The short squeeze war of the century shocked Congress. Keith announced his retirement from the Internet

Eventually, the meme stock movement that swept the U.S. stock market alarmed the U.S. authorities. In February of that year, Treasury Secretary Yellen convened a meeting of regulators to discuss the impact of the meme stock movement. Keith, as a key figure, was later summoned to testify in the U.S. Congress.

He emphasized to Congress that he was just an individual investor, did not belong to any institution, did not provide professional financial advice, and his views were only for "educational purposes." He just believed that GameStop's main business was underestimated by the market and that the company could be reformed to adapt to the digital game retail world.

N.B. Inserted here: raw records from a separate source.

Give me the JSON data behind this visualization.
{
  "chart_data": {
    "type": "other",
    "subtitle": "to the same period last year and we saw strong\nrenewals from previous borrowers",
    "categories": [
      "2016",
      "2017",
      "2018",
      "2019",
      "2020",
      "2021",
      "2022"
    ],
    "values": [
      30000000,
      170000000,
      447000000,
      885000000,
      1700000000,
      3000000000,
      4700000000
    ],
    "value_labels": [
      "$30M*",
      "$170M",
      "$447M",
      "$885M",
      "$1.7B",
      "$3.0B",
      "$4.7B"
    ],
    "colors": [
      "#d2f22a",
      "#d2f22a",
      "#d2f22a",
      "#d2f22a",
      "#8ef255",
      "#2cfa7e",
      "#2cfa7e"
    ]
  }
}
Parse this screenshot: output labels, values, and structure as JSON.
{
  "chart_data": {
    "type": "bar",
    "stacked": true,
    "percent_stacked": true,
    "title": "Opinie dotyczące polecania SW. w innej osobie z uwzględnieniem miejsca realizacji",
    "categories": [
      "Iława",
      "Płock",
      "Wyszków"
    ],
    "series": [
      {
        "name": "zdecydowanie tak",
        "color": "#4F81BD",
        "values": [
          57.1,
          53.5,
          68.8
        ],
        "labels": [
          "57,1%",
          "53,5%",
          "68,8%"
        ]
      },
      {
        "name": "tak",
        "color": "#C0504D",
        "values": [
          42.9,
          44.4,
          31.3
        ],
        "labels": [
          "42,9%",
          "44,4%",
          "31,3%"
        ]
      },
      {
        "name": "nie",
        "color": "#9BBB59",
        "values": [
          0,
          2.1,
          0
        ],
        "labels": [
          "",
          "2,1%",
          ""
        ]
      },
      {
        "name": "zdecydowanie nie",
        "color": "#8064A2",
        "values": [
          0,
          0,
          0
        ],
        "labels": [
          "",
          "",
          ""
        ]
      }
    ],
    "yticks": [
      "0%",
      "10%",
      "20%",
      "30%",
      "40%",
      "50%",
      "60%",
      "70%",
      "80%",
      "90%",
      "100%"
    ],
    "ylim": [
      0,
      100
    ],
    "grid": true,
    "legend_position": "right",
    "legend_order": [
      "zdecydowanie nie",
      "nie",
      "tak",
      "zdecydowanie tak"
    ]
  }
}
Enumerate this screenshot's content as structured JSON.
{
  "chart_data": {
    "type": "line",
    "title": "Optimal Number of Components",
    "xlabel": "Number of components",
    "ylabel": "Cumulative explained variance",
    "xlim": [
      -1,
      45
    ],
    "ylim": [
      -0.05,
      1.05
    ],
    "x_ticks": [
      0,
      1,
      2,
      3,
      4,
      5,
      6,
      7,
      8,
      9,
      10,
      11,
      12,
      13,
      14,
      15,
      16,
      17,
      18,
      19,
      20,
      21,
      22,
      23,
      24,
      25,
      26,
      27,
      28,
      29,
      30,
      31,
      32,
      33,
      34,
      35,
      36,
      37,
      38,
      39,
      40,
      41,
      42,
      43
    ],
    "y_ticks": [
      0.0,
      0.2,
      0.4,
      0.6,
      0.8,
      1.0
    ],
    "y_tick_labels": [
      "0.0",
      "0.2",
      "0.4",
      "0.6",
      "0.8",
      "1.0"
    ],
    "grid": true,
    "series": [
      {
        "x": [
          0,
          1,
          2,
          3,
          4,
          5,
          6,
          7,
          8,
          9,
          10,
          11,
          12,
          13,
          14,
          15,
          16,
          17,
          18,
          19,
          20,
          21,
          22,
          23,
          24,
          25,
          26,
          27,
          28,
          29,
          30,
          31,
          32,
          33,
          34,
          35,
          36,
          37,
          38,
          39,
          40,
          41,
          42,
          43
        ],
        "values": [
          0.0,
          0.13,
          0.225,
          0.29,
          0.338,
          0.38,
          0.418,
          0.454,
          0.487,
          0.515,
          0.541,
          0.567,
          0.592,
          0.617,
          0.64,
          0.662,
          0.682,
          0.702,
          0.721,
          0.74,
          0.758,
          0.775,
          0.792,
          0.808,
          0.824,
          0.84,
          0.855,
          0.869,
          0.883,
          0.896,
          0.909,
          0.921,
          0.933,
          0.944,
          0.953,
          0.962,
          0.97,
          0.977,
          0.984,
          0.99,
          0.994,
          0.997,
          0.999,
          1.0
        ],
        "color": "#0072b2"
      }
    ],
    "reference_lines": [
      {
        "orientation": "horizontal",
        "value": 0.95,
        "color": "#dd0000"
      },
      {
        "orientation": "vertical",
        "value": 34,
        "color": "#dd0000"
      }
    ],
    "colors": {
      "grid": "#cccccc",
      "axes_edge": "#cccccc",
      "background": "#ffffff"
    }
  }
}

In his testimony, he also explained why he shared his views on social media, saying he did so because:

Hedge funds and other Wall Street firms have teams of analysts who work together to compile research reports and comment on investment ideas, but individual investors do not have such advantages.

Keith also insisted in his written testimony that the idea that he alone instigated the meme stock surge was "ridiculous."

The idea that I used social media to promote GameStop stock to uninformed investors is ridiculous, and I am very clear that my channel is for educational purposes only. … Whether other individual investors buy the stock is irrelevant to my argument.

In June 2021, Keith posted a video of a kitten sleeping on Twitter, and then disappeared from social media until his sudden return on May 13.

According to media reports, Keith initially bought $53,000 worth of GameStop shares in 2019 and has since increased his holdings several times. At the peak of the meme stock price surge, his holdings were worth approximately $48 million.